Fizzbuzz in C accessing disk

Question

I have made a simple fizzbuzz program in C, just for practicing some aspects of the C language. I am still learning it, I am coming from higher level languages.

While running the program itself, with higher numbers, I noticed my HDD LED blinking on my PC. Did I do something wrong in the code, or is it writing to swap, or both?
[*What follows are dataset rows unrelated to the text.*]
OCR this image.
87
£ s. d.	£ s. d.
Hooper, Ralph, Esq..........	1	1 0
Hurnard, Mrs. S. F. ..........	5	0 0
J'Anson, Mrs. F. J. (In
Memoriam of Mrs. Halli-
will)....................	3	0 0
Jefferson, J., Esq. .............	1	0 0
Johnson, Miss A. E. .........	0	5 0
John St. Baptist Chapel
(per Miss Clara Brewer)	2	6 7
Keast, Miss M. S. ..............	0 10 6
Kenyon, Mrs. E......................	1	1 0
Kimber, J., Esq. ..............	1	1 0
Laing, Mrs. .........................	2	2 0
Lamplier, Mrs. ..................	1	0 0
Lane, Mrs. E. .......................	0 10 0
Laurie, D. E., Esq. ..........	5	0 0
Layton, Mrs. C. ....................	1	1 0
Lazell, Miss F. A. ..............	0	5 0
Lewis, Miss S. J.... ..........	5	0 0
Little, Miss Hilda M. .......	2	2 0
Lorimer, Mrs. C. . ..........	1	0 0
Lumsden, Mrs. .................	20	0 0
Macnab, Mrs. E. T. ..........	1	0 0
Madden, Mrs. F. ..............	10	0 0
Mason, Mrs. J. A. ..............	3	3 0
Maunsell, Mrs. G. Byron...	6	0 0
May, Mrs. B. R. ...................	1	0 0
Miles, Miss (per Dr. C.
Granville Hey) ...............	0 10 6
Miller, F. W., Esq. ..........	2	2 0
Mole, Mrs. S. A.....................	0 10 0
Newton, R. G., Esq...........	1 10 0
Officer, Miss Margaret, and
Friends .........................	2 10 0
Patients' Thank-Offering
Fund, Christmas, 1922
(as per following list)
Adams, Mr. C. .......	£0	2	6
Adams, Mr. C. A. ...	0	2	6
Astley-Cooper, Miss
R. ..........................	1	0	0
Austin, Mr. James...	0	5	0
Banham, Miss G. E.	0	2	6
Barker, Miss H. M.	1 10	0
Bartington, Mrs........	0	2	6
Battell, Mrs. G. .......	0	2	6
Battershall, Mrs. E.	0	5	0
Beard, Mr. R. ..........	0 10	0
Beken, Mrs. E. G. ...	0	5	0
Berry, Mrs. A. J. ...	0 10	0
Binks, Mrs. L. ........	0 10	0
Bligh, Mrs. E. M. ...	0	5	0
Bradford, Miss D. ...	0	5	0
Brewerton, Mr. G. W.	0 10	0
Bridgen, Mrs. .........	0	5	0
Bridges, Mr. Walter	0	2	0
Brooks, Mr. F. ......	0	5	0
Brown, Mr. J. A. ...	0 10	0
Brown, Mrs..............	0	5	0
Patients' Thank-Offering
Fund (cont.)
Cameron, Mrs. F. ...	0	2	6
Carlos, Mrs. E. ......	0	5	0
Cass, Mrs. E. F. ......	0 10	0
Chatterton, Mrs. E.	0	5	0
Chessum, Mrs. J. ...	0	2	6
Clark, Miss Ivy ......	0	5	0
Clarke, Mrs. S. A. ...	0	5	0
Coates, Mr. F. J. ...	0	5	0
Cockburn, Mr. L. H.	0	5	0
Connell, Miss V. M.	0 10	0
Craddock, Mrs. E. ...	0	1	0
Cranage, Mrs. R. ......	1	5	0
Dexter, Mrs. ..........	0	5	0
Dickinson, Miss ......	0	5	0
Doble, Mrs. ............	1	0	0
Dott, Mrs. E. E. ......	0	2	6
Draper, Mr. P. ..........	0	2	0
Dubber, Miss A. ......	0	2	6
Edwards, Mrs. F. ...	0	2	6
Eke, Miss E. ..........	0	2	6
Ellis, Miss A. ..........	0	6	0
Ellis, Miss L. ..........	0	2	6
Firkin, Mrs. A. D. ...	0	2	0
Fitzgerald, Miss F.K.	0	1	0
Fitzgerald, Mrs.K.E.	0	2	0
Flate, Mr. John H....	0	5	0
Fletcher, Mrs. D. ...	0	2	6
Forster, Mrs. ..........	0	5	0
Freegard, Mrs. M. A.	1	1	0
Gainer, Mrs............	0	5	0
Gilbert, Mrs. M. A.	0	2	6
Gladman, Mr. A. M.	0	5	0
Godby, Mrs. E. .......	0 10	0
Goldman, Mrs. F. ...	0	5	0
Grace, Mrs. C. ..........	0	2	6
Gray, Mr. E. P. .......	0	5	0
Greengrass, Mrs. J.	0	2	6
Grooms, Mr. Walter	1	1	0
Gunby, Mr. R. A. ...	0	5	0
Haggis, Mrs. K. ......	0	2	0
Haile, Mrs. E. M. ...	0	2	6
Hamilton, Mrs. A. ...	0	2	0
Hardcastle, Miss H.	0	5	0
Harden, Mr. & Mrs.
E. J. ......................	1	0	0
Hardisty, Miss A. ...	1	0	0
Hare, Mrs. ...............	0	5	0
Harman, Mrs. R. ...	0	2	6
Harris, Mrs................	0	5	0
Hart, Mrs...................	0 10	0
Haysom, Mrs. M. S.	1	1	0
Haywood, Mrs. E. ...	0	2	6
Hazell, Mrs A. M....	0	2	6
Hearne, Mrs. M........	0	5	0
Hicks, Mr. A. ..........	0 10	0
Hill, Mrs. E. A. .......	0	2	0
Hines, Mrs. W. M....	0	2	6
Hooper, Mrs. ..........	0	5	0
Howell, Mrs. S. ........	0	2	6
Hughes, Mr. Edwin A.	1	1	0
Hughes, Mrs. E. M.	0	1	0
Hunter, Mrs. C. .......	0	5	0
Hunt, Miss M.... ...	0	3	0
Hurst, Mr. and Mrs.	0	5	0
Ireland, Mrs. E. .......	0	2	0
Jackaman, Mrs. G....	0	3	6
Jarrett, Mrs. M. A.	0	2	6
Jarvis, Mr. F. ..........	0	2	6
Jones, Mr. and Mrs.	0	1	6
(Running on Pop._OS 20,04. compiled with gcc 9.3,0, high number as in 30 million)

Thanks in advance!

Code:

#include <stdio.h>
#include <string.h>
#include <stdlib.h>

void fizzbuzz(int max){
    for(int i = 0; i <= max; ++i){
        if(i%3==0)
            printf("Fizz\n");
            
        if(i%5==0)
            printf("Buzz\n");
            
        if(i%15==0)
            printf("FizzBuzz\n");
            
        else
            printf("%d\n", i);
    }
}

int main( int argc, char *argv[] ){
    // argc: Count of arguments passed
    // argv: Pointer to arguments
    
    // Checking if arguments were passed, and checking the arguments themselves
    
    
    if(argc>1){
        if(strncmp(argv[1], "-max", 4) == 0){
            fizzbuzz(atoi(argv[2]));
        }
        else{
            printf("\nUsage: fizzbuzz_adv -max <limit of fizzbuzz>");
        }
    }
    else{
        printf("\nUsage: fizzbuzz_adv -max <limit of fizzbuzz>");
    }
    
    return 0;
}

Answer 1

From the idea of MM and Barmar I installed an I/O tracking utility (iotop) and it seems like gnome-terminal is writing to disk, instead of the program itself.